Overhead photo of costal area showing twisting maze of tributary rivers

The Quinault Nation’s Ongoing Efforts to Restore Their Native Homelands

By Hira Ahmad

NOAA’s Habitat Month, a celebration each July, serves as a time to amplify and celebrate the ongoing legacy of communities across the United States working to build and restore their surrounding ecosystems to safeguard their communities’ health, wellbeing, and economic prosperity and allow them an opportunity to thrive alongside their environment.   

This month of honoring environmental stewardship would be incomplete without a thoughtful recognition of the invaluable contributions of Indigenous communities across the US and worldwide to restoration efforts and protection of our natural environment and resources.  

One such Nation, the Quinault People from Southwest Washington have contributed significantly to a vast array of restoration efforts, largely focused on restoring Salmon habitat and spawning grounds in the state. These watersheds remain critical to preserving salmon as a natural resource and honoring its cultural significance to this Nation and others in the region.   

Quinault Log Jam.
Photo courtesy of Fiona Skeggs/ MEDILL

The continuation of a project initiated by the Quinault people with funding from the Washington Coast Restoration and Resiliency Initiative would create and maintain existing salmon habitat in addition to stabilization of the river channel through engineered log jams and planting of native tree species, which will establish and protect a mature floodplain forest.   

The two-million-dollar project has a projected completion date of December 31, 2023, and is a continuation of similar restoration efforts in the region in recent years. However, this project does not mark the end of restoration initiatives for the Quinault River, and it is expected that the entirety of the restoration work may be completed in another decade, given the presence of consistent funding sources.  

Other projects include the rebuilding of the side channels of the river, which would provide more area for salmon to take cover from predators, in addition to the removal of invasive species and planting of native species. The completed restoration of this river would provide substantial benefits to the Quinault Indian reservation in mitigating flood and storm risk as well as improving access to salmon resources.   

The Quinault Nation has committed to countless restoration initiatives in this watershed since the early 2000s and garnering financial support from various other agencies, including collaboration with NOAA and the  Nature Conservancy to recover marine debris in tribal waters off the Washington coastline.  

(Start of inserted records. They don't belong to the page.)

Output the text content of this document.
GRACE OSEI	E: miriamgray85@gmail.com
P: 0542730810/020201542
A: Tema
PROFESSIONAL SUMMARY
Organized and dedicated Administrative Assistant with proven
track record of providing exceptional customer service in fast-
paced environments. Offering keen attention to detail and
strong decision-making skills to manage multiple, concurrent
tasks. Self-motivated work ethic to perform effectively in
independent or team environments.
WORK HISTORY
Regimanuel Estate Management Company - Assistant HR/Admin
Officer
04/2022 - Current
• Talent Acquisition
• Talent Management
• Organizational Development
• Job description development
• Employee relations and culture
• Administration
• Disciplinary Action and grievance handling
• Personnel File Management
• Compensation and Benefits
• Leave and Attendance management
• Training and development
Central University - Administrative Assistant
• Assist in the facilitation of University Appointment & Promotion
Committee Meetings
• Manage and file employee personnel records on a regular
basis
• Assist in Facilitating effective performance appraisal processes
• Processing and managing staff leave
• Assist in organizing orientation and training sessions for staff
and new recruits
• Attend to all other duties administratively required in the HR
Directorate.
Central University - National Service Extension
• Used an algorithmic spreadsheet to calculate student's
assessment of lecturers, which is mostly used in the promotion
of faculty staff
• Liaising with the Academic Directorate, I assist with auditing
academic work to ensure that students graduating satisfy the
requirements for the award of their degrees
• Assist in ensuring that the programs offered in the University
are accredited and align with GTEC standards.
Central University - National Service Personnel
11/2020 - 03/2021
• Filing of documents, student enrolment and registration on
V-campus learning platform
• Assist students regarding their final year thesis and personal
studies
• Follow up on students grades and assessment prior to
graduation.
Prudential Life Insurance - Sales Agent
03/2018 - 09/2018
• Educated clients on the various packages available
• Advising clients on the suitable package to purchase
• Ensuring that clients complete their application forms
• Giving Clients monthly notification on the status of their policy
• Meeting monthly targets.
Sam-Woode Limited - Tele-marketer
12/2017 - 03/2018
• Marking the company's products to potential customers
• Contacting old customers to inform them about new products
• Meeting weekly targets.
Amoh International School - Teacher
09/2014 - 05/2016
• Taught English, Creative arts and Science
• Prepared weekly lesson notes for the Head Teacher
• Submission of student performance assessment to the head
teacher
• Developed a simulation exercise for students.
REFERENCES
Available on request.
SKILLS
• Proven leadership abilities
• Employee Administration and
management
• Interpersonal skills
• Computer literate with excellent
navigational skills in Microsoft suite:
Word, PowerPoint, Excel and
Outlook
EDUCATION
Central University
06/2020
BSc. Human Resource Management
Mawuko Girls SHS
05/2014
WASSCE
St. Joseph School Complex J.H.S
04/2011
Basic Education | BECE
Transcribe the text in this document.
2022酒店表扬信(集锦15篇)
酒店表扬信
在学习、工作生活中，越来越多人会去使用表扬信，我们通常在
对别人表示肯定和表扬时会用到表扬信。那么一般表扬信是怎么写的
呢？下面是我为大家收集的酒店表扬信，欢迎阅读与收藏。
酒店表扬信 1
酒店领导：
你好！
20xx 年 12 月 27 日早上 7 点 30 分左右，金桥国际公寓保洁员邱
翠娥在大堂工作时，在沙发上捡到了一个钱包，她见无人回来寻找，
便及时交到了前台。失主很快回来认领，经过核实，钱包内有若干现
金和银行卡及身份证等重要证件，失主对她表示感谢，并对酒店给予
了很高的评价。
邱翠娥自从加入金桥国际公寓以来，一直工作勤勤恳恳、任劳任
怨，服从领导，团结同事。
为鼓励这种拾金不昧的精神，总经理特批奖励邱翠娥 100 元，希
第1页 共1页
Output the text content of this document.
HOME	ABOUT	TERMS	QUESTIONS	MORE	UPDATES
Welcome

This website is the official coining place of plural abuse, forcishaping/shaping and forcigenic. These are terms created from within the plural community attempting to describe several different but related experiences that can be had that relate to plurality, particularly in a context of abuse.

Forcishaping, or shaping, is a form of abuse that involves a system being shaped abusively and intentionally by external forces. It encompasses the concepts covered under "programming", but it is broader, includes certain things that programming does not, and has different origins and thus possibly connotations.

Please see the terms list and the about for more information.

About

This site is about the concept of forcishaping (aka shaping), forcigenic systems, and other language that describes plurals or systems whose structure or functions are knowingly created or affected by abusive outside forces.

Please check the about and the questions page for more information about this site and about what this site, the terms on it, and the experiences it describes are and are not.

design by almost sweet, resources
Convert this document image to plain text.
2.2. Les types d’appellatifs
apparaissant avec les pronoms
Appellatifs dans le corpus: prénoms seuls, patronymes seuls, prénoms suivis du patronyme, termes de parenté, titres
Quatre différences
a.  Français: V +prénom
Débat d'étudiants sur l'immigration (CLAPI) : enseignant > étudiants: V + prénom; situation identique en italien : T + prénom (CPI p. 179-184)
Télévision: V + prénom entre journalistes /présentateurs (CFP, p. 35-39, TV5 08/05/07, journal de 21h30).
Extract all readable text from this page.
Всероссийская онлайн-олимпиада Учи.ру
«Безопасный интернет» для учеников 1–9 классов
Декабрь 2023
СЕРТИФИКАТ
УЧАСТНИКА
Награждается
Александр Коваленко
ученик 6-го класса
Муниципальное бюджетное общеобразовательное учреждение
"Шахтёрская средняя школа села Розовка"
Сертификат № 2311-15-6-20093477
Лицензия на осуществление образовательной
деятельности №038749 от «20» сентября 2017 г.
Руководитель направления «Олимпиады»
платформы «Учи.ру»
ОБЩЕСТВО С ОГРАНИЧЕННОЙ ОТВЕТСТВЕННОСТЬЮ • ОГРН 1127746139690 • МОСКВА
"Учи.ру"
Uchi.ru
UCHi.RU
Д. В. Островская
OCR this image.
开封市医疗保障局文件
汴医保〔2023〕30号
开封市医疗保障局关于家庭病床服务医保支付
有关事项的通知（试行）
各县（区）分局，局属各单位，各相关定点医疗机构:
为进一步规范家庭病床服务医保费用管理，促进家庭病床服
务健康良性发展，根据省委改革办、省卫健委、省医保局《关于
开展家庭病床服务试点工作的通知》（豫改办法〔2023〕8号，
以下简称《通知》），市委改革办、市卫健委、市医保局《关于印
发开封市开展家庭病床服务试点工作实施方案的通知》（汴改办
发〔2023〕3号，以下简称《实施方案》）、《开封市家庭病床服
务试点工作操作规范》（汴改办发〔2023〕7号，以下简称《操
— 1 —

Two people handle a derelict crab pot on a boat.
Photo courtesy of NOAA

Developing a more robust reporting and recovery program for lost gear was also an essential facet of this project and ensured a longstanding impact that reduced the amount of debris. According to NOAA derelict crab pots can cause substantial damage by killing other marine animals, degrading the sea floor, and interfering with other fishing.   

Through efforts to clean up abandoned gear, while also creating measures to track and recover lost gear before it becomes a danger to fishing and animals in the area, the Quinault Nation took a proactive and restorative approach to protect their tribal fishing grounds. These collaborative efforts with other agencies have expedited the time required to complete transformative projects in this watershed, provided additional awareness of restoration efforts, and attract funding support for future initiatives.   

Acknowledging the history of restoration efforts and approaches by the Quinault nation and their impact on preserving ecosystem health in the state of Washington cannot be understated. Looking to the future, a project currently underway is a relocation plan designed to protect tribal members from the threat of sea level rise, which would significantly increase the risks of severe flooding in coastal communities – damaging homes and cultural sites, including a heritage museum, schools, and a fire station.   

Photo courtesy of Doug Esser/Associated Press

Building climate resilience by relocating homes and cultural sites to higher ground is an effort gaining significant traction in indigenous communities across the coastal United States. However, relocation is costly, not just financially, but emotionally as well, for tribal communities who have resided in these areas for generations. “Some residents do not want to move, the tribe has amended its zoning laws to ensure that tribal members can remain in their homes… we have to pass laws that keep our citizens out of harm’s way, and we also have to be compassionate and serve the best interests of the community.”  

Looking to the future it is important to note that the U.S Forest Service has expressed that “tribal nations are amongst the most vulnerable to the impacts of a changing climate because sea level rise, erosion, and changes to water temperature and streamflow threaten their access to culturally important habitats and species and force relocation from ancestral lands”.  

However, tribal nations and communities like the Quinault nation have been continuously fighting to restore their native lands, resources, and security for years and will continue to do so. Continued and increased financial and labor support for these efforts by agencies will safeguard these communities and help mitigate the strain climate change has placed on their livelihoods. As one tribal member, Ed Johnstone, stated, “We want and we need partners in this long-term project – we are unlikely to succeed without them.” 

Hira Ahmad is a Master’s Candidate at the University of Michigan School of Environment and Sustainability studying Ecosystem Science and Management as well as Environmental Justice. She is particularly interested in exploring conservation through an equity-centered lens focusing on water quality issues in the Great Lakes Region.